Storage & RAID
SSD/HDD, RAID 1/5/10, backups vs redundancy.
Learning objectives
- Compare SSD, HDD, and NVMe for server roles
- Explain RAID 1, 5, and 10 trade-offs
- Distinguish redundancy from backups
Storage types
| Media | Strength | Typical use |
|---|---|---|
| NVMe SSD | Low latency, high IOPS | OS, MySQL, hot uploads |
| SATA SSD | Good speed, lower cost | Secondary apps, cache |
| HDD | Cheap capacity | Backup target, archives |
Workshop Co.’s booking DB and PHP code belong on NVMe. Nightly backup dumps can land on separate storage — object storage or a backup server — not the same RAID set without off-site copy.
RAID levels
| Level | Min disks | Fault tolerance | Notes |
|---|---|---|---|
| RAID 1 | 2 | 1 disk failure | Mirror — simple, 50% capacity |
| RAID 5 | 3 | 1 disk failure | Parity — good read, rebuild stress |
| RAID 10 | 4 | 1 disk per mirror set* | Mirror + stripe — performance + redundancy |
RAID protects against disk failure, not ransomware, accidental deletion, or fire. Workshop Co. still needs off-site backups (3-2-1 rule: three copies, two media, one off-site).
Worked example — Workshop Co. layout
Swift Host provisions:
- RAID 1 — 2× 960 GB NVMe for OS + MySQL (~960 GB usable)
- Separate backup: nightly
mysqldump+rsyncuploads to Swift Host backup storage in another Canadian region
# Example backup cron (conceptual)
0 3 * * * mysqldump workshopco | gzip > /backup/db-$(date +\%F).sql.gz
0 4 * * * rsync -a /var/www/workshopco/ backup@backup.swifthost.ca:workshopco/
When a disk fails in RAID 5, rebuild can take hours and stress remaining disks. Monitor SMART, hot-spare if offered, and replace failed drives promptly.
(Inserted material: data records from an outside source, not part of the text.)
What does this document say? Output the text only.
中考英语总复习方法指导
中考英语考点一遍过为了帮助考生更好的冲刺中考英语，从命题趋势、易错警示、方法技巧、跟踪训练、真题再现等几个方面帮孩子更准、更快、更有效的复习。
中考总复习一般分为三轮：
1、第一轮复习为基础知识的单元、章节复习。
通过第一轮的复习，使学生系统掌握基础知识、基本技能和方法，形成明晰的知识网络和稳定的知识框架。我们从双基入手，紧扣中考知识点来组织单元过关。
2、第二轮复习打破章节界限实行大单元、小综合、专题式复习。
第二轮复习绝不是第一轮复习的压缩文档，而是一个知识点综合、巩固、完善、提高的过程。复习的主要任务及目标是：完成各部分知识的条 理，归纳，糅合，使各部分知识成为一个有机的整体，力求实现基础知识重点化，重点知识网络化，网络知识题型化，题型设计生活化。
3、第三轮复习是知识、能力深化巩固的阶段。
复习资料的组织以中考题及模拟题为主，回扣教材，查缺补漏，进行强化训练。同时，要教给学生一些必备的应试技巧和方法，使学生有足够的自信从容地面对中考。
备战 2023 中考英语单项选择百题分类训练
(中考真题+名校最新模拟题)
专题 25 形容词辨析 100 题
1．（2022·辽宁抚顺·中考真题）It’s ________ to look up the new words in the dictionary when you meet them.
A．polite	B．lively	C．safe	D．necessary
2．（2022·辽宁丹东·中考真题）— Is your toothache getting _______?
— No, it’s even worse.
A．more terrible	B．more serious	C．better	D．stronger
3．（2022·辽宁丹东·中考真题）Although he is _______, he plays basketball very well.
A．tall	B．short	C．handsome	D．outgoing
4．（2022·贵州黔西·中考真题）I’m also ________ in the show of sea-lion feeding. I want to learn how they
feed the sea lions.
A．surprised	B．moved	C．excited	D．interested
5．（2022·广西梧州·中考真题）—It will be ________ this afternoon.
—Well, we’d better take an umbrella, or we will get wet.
Try it yourself — capacity math
Four 960 GB drives in RAID 10. What is usable capacity?
Answer
RAID 10 mirrors pairs then stripes: 2×960 = 1920 GB usable (approximately 1.92 TB).
Spot the mistake
Admin deletes a production database table. RAID 1 is healthy. Can they restore from RAID?
Answer
No — deletion replicates to the mirror instantly. Restore from backup (point-in-time dump or binlog if configured).
Quick quiz
- Which RAID level mirrors disks?
- Why put MySQL on NVMe?
- What is the 3-2-1 backup rule?
Answers
- RAID 1 (and mirrors inside RAID 10).
- Random read/write performance for database pages and logs.
- 3 copies of data, 2 different media types, 1 off-site.